AFP launches biggest ad buy of the year in Va., Ohio, featuring critical doctors
A top conservative nonprofit group is airing a television ad this week that aims to drive home what the group says are potentially catastrophic consequences of the Affordable Care Act for the nation’s doctors.
Americans for Prosperity, which took out the seven figure ad buy this week, says the campaign is an attempt to relay the personal consequences of Obamacare, as the law is commonly known.
The ad, titled “Doctor Questions,” features Dr. Mary Ellen Gallagher, a family doctor and pediatrician. “I’ve treated sick kids for 15 years,” Gallagher says. “Obamacare has me worried.”
“Now I wonder, can I still work with parents to decide what’s best for their kids, or will the government be in the middle of things?” she asks.
The spot, which will air in Ohio and Virginia, is AFP’s largest ad buy of the year, and the second in a series that AFP spokesman Levi Russell said is designed to convey the law’s defects on a personal, emotional level.

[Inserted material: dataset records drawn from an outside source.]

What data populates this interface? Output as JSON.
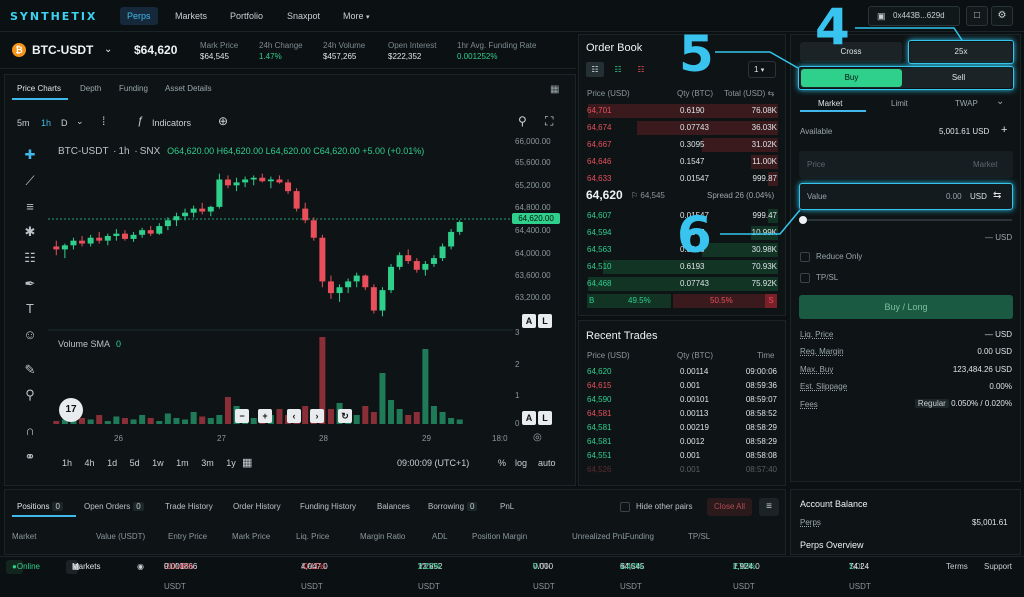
{
  "header": {
    "logo": "SYNTHETIX",
    "nav": [
      "Perps",
      "Markets",
      "Portfolio",
      "Snaxpot",
      "More"
    ],
    "wallet": "0x443B...629d"
  },
  "ticker": {
    "symbol": "BTC-USDT",
    "price": "$64,620",
    "stats": [
      {
        "label": "Mark Price",
        "value": "$64,545"
      },
      {
        "label": "24h Change",
        "value": "1.47%"
      },
      {
        "label": "24h Volume",
        "value": "$457,265"
      },
      {
        "label": "Open Interest",
        "value": "$222,352"
      },
      {
        "label": "1hr Avg. Funding Rate",
        "value": "0.001252%"
      }
    ]
  },
  "chart": {
    "tabs": [
      "Price Charts",
      "Depth",
      "Funding",
      "Asset Details"
    ],
    "intervals": [
      "5m",
      "1h",
      "D"
    ],
    "indicators_label": "Indicators",
    "legend_symbol": "BTC-USDT",
    "legend_interval": "1h",
    "legend_source": "SNX",
    "ohlc": "O64,620.00 H64,620.00 L64,620.00 C64,620.00 +5.00 (+0.01%)",
    "price_tag": "64,620.00",
    "y_ticks": [
      "66,000.00",
      "65,600.00",
      "65,200.00",
      "64,800.00",
      "64,400.00",
      "64,000.00",
      "63,600.00",
      "63,200.00"
    ],
    "x_ticks": [
      "26",
      "27",
      "28",
      "29",
      "18:0"
    ],
    "volume_label": "Volume SMA",
    "volume_value": "0",
    "vol_ticks": [
      "3",
      "2",
      "1",
      "0"
    ],
    "clock": "09:00:09 (UTC+1)",
    "scale_opts": [
      "%",
      "log",
      "auto"
    ],
    "bottom_intervals": [
      "1h",
      "4h",
      "1d",
      "5d",
      "1w",
      "1m",
      "3m",
      "1y"
    ]
  },
  "chart_data": {
    "type": "candlestick",
    "ylim": [
      62800,
      66200
    ],
    "candles": [
      [
        64200,
        64300,
        64050,
        64150
      ],
      [
        64150,
        64250,
        64000,
        64220
      ],
      [
        64220,
        64350,
        64150,
        64300
      ],
      [
        64300,
        64380,
        64200,
        64250
      ],
      [
        64250,
        64400,
        64200,
        64350
      ],
      [
        64350,
        64450,
        64250,
        64300
      ],
      [
        64300,
        64420,
        64220,
        64380
      ],
      [
        64380,
        64500,
        64300,
        64420
      ],
      [
        64420,
        64480,
        64300,
        64330
      ],
      [
        64330,
        64450,
        64280,
        64400
      ],
      [
        64400,
        64520,
        64350,
        64480
      ],
      [
        64480,
        64550,
        64380,
        64420
      ],
      [
        64420,
        64600,
        64400,
        64550
      ],
      [
        64550,
        64700,
        64480,
        64650
      ],
      [
        64650,
        64780,
        64550,
        64720
      ],
      [
        64720,
        64850,
        64650,
        64780
      ],
      [
        64780,
        64900,
        64700,
        64850
      ],
      [
        64850,
        64950,
        64750,
        64800
      ],
      [
        64800,
        64900,
        64720,
        64880
      ],
      [
        64880,
        65450,
        64850,
        65350
      ],
      [
        65350,
        65420,
        65200,
        65250
      ],
      [
        65250,
        65380,
        65150,
        65300
      ],
      [
        65300,
        65400,
        65220,
        65350
      ],
      [
        65350,
        65420,
        65250,
        65380
      ],
      [
        65380,
        65450,
        65300,
        65320
      ],
      [
        65320,
        65400,
        65200,
        65350
      ],
      [
        65350,
        65420,
        65280,
        65300
      ],
      [
        65300,
        65350,
        65100,
        65150
      ],
      [
        65150,
        65200,
        64800,
        64850
      ],
      [
        64850,
        64950,
        64600,
        64650
      ],
      [
        64650,
        64700,
        64300,
        64350
      ],
      [
        64350,
        64400,
        63500,
        63600
      ],
      [
        63600,
        63700,
        63300,
        63400
      ],
      [
        63400,
        63550,
        63250,
        63500
      ],
      [
        63500,
        63650,
        63400,
        63600
      ],
      [
        63600,
        63750,
        63500,
        63700
      ],
      [
        63700,
        63720,
        63450,
        63500
      ],
      [
        63500,
        63550,
        63050,
        63100
      ],
      [
        63100,
        63500,
        63000,
        63450
      ],
      [
        63450,
        63900,
        63400,
        63850
      ],
      [
        63850,
        64100,
        63800,
        64050
      ],
      [
        64050,
        64150,
        63900,
        63950
      ],
      [
        63950,
        64000,
        63750,
        63800
      ],
      [
        63800,
        63950,
        63700,
        63900
      ],
      [
        63900,
        64050,
        63850,
        64000
      ],
      [
        64000,
        64250,
        63950,
        64200
      ],
      [
        64200,
        64500,
        64150,
        64450
      ],
      [
        64450,
        64650,
        64400,
        64620
      ]
    ],
    "volumes": [
      0.1,
      0.15,
      0.1,
      0.2,
      0.15,
      0.3,
      0.1,
      0.25,
      0.2,
      0.15,
      0.3,
      0.2,
      0.1,
      0.35,
      0.2,
      0.15,
      0.4,
      0.25,
      0.2,
      0.3,
      0.9,
      0.6,
      0.3,
      0.2,
      0.4,
      0.3,
      0.5,
      0.3,
      0.2,
      0.6,
      0.4,
      2.9,
      0.5,
      0.7,
      0.4,
      0.3,
      0.6,
      0.4,
      1.7,
      0.8,
      0.5,
      0.3,
      0.4,
      2.5,
      0.6,
      0.4,
      0.2,
      0.15
    ]
  },
  "orderbook": {
    "title": "Order Book",
    "depth": "1",
    "headers": [
      "Price (USD)",
      "Qty (BTC)",
      "Total (USD)"
    ],
    "asks": [
      {
        "price": "64,701",
        "qty": "0.6190",
        "total": "76.08K",
        "depth": 1.0
      },
      {
        "price": "64,674",
        "qty": "0.07743",
        "total": "36.03K",
        "depth": 0.74
      },
      {
        "price": "64,667",
        "qty": "0.3095",
        "total": "31.02K",
        "depth": 0.4
      },
      {
        "price": "64,646",
        "qty": "0.1547",
        "total": "11.00K",
        "depth": 0.14
      },
      {
        "price": "64,633",
        "qty": "0.01547",
        "total": "999.87",
        "depth": 0.05
      }
    ],
    "mid_price": "64,620",
    "mid_mark": "64,545",
    "spread": "Spread 26 (0.04%)",
    "bids": [
      {
        "price": "64,607",
        "qty": "0.01547",
        "total": "999.47",
        "depth": 0.05
      },
      {
        "price": "64,594",
        "qty": "0.1547",
        "total": "10.99K",
        "depth": 0.14
      },
      {
        "price": "64,563",
        "qty": "0.3095",
        "total": "30.98K",
        "depth": 0.4
      },
      {
        "price": "64,510",
        "qty": "0.6193",
        "total": "70.93K",
        "depth": 0.92
      },
      {
        "price": "64,468",
        "qty": "0.07743",
        "total": "75.92K",
        "depth": 1.0
      }
    ],
    "buy_label": "B",
    "buy_pct": "49.5%",
    "sell_pct": "50.5%",
    "sell_label": "S"
  },
  "recent_trades": {
    "title": "Recent Trades",
    "headers": [
      "Price (USD)",
      "Qty (BTC)",
      "Time"
    ],
    "rows": [
      {
        "price": "64,620",
        "qty": "0.00114",
        "time": "09:00:06",
        "side": "buy"
      },
      {
        "price": "64,615",
        "qty": "0.001",
        "time": "08:59:36",
        "side": "sell"
      },
      {
        "price": "64,590",
        "qty": "0.00101",
        "time": "08:59:07",
        "side": "buy"
      },
      {
        "price": "64,581",
        "qty": "0.00113",
        "time": "08:58:52",
        "side": "sell"
      },
      {
        "price": "64,581",
        "qty": "0.00219",
        "time": "08:58:29",
        "side": "buy"
      },
      {
        "price": "64,581",
        "qty": "0.0012",
        "time": "08:58:29",
        "side": "buy"
      },
      {
        "price": "64,551",
        "qty": "0.001",
        "time": "08:58:08",
        "side": "buy"
      },
      {
        "price": "64,526",
        "qty": "0.001",
        "time": "08:57:40",
        "side": "sell"
      }
    ]
  },
  "trade_panel": {
    "margin_mode": "Cross",
    "leverage": "25x",
    "buy": "Buy",
    "sell": "Sell",
    "order_types": [
      "Market",
      "Limit",
      "TWAP"
    ],
    "available_label": "Available",
    "available_value": "5,001.61 USD",
    "price_placeholder": "Price",
    "price_hint": "Market",
    "value_label": "Value",
    "value_amount": "0.00",
    "value_unit": "USD",
    "slider_readout": "— USD",
    "reduce_only": "Reduce Only",
    "tpsl": "TP/SL",
    "submit": "Buy / Long",
    "rows": [
      {
        "label": "Liq. Price",
        "value": "— USD"
      },
      {
        "label": "Req. Margin",
        "value": "0.00 USD"
      },
      {
        "label": "Max. Buy",
        "value": "123,484.26 USD"
      },
      {
        "label": "Est. Slippage",
        "value": "0.00%"
      },
      {
        "label": "Fees",
        "badge": "Regular",
        "value": "0.050% / 0.020%"
      }
    ]
  },
  "annotations": {
    "n4": "4",
    "n5": "5",
    "n6": "6"
  },
  "positions": {
    "tabs": [
      {
        "label": "Positions",
        "count": "0"
      },
      {
        "label": "Open Orders",
        "count": "0"
      },
      {
        "label": "Trade History"
      },
      {
        "label": "Order History"
      },
      {
        "label": "Funding History"
      },
      {
        "label": "Balances"
      },
      {
        "label": "Borrowing",
        "count": "0"
      },
      {
        "label": "PnL"
      }
    ],
    "hide_other": "Hide other pairs",
    "close_all": "Close All",
    "columns": [
      "Market",
      "Value (USDT)",
      "Entry Price",
      "Mark Price",
      "Liq. Price",
      "Margin Ratio",
      "ADL",
      "Position Margin",
      "Unrealized PnL",
      "Funding",
      "TP/SL"
    ]
  },
  "account": {
    "title": "Account Balance",
    "perps_label": "Perps",
    "perps_value": "$5,001.61",
    "overview": "Perps Overview"
  },
  "footer": {
    "status": "Online",
    "markets": "Markets",
    "tickers": [
      {
        "sym": "PUMP-USDT",
        "price": "0.001866",
        "chg": "-10.46%",
        "dir": "down"
      },
      {
        "sym": "XAU-USDT",
        "price": "4,047.0",
        "chg": "-0.11%",
        "dir": "down"
      },
      {
        "sym": "VVV-USDT",
        "price": "12.852",
        "chg": "2.22%",
        "dir": "up"
      },
      {
        "sym": "WTI-USDT",
        "price": "0.000",
        "chg": "0",
        "dir": "up"
      },
      {
        "sym": "BTC-USDT",
        "price": "64,545",
        "chg": "1.47%",
        "dir": "up"
      },
      {
        "sym": "ETH-USDT",
        "price": "1,924.0",
        "chg": "2.17%",
        "dir": "up"
      },
      {
        "sym": "SOL-USDT",
        "price": "74.24",
        "chg": "1.",
        "dir": "up"
      }
    ],
    "terms": "Terms",
    "support": "Support"
  }
}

“Obamacare is going to result in far more anecdotes and personal testimonies of its problems – the increased costs and the diminished choice and the regulatory strains – than it will positive stories,” Levi said.
“I think that we need to show what the real impact is on people,” he added.
Health care policy experts said the law’s expected effects on the nation’s doctors could be disastrous, but have not received much attention.
“Obamacare’s implementation is already pushing doctors in small practices toward shutting down, seeking early retirement, or moving into larger practices with the infrastructure to handle the bureaucratic burdens and reporting requirements,” said Ben Domenech, the managing editor of Health Care News at the Heartland Institute.